Kuyumculuk ince bir sanattır. Şimdi altın işlemesi yok denecek kadar az, hazır alınıp satılıyor ama eskiden hazır alıp satmak yoktu. İmalatı kendimiz yapıyorduk. Meşhur Trabzon burması denilen takılar, el işlemeleri sayesinde ortaya çıktı. Karadeniz Bölgesi insanı sanata düşkündür. Bizim de bu sanata düşkünlüğümüz, baba mirası olmasının yanında çıraklıktan başlamaktan geliyor. 1949’da bizim köyde tabanca yapan birisi vardı. O kadar güzel tabanca yapıyordu ki, siparişleriyle fabrika imalatçılarını geçmişti. Türk toplumu olarak sanata merakımız atalarımızdan geliyor.
Kuyumculuk sanatında belli eserler çıkarıyorduk. Bazen bu eserlerimizi satmak için yapıyorduk ama öyle eserler oluyordu ki, satmaya kıyamıyorduk. Ben eskiden bir dönem siyasete de girdim. Gençliğimde CHP’nin gençlik kollarında görev aldım. Yapmış olduğum işlemeleri, Zonguldak dışından buraya gelen devlet adamlarına hediye olarak verdim. Bülent Ecevit, Zonguldak’a ziyarete geldiğinde ona kendi elimle işlediğim gümüşten altı ok hediye ettim. Ecevit, bunu uzun zaman kullandı. O dönemlerde Ecevit’e yapmış olduğum bu altı ok işlemesinden sonra Zonguldak dışından 20-25 civarında altı ok işleme siparişi aldım. Vatandaş, “Ecevit’e yaptığın işlemenin aynısını yap, ne kadarsa parasını verelim.” demeye başladı. İsmet İnönü ve Süleyman Demirel gibi ünlü siyasetçilerle bir araya gelmişliğim var. Demirel’i Ankara’da ziyaret ettiğimizde Zonguldak’ta yapmış olduğumuz yardımlardan dolayı hayırseverler adına bana plaket verdi.

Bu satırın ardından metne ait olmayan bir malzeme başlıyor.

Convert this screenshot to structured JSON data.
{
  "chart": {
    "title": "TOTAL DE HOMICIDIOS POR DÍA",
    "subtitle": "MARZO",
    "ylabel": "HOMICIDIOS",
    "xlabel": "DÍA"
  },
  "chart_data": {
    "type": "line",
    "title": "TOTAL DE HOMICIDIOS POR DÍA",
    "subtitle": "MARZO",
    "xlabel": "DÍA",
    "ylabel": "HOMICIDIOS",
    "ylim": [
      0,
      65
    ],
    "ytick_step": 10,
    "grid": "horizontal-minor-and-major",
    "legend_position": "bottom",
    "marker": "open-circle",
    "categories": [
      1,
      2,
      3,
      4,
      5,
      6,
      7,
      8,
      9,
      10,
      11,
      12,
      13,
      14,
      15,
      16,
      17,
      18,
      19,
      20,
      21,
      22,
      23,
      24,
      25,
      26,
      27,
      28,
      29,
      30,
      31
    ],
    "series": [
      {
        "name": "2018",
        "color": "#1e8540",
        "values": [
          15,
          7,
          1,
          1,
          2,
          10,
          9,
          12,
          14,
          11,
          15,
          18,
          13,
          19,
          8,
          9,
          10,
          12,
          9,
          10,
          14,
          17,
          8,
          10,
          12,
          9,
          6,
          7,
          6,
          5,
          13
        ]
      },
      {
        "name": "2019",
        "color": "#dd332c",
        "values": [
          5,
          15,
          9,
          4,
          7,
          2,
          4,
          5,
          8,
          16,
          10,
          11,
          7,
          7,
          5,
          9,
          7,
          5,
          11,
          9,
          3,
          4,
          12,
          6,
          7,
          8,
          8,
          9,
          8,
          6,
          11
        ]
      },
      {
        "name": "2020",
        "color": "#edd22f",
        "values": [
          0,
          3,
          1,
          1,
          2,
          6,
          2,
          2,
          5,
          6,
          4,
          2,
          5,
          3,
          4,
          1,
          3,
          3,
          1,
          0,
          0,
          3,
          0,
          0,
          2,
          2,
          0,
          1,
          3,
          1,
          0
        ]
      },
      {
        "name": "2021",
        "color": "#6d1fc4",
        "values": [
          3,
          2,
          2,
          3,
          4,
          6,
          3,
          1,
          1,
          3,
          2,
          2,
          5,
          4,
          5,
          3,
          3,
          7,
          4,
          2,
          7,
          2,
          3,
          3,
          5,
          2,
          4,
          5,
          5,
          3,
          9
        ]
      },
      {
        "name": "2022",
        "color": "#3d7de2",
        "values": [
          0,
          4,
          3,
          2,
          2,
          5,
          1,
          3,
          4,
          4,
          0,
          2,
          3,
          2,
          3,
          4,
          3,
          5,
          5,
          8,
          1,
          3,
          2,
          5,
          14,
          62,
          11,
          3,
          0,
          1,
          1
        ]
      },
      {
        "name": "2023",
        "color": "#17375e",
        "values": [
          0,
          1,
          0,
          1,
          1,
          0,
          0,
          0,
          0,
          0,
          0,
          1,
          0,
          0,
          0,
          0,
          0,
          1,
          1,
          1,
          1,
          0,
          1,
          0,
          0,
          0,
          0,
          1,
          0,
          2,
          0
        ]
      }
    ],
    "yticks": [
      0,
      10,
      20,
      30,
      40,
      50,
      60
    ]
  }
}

Bu devirde çırak yetiştirmek mümkün değil. Eskiden Karadeniz Bölgesi’nde kuyumcular fazlaydı ve bunu erkekler yapıyordu. Şimdi Trabzon’da bu işi kadınlar yapıyor. Bugün Trabzon’un hasır bileziğini kadınlar işliyor. Erkekler olarak çırak yetiştirilmiyor. Ben babamın dükkanında 6-7 usta, kendi dükkanımda 4-5 tane usta yetiştirdim. Kuyumculuk mesleğini bayanlara bırakıyoruz. Geleceğin kuyumcu ustaları bayanlar olacak.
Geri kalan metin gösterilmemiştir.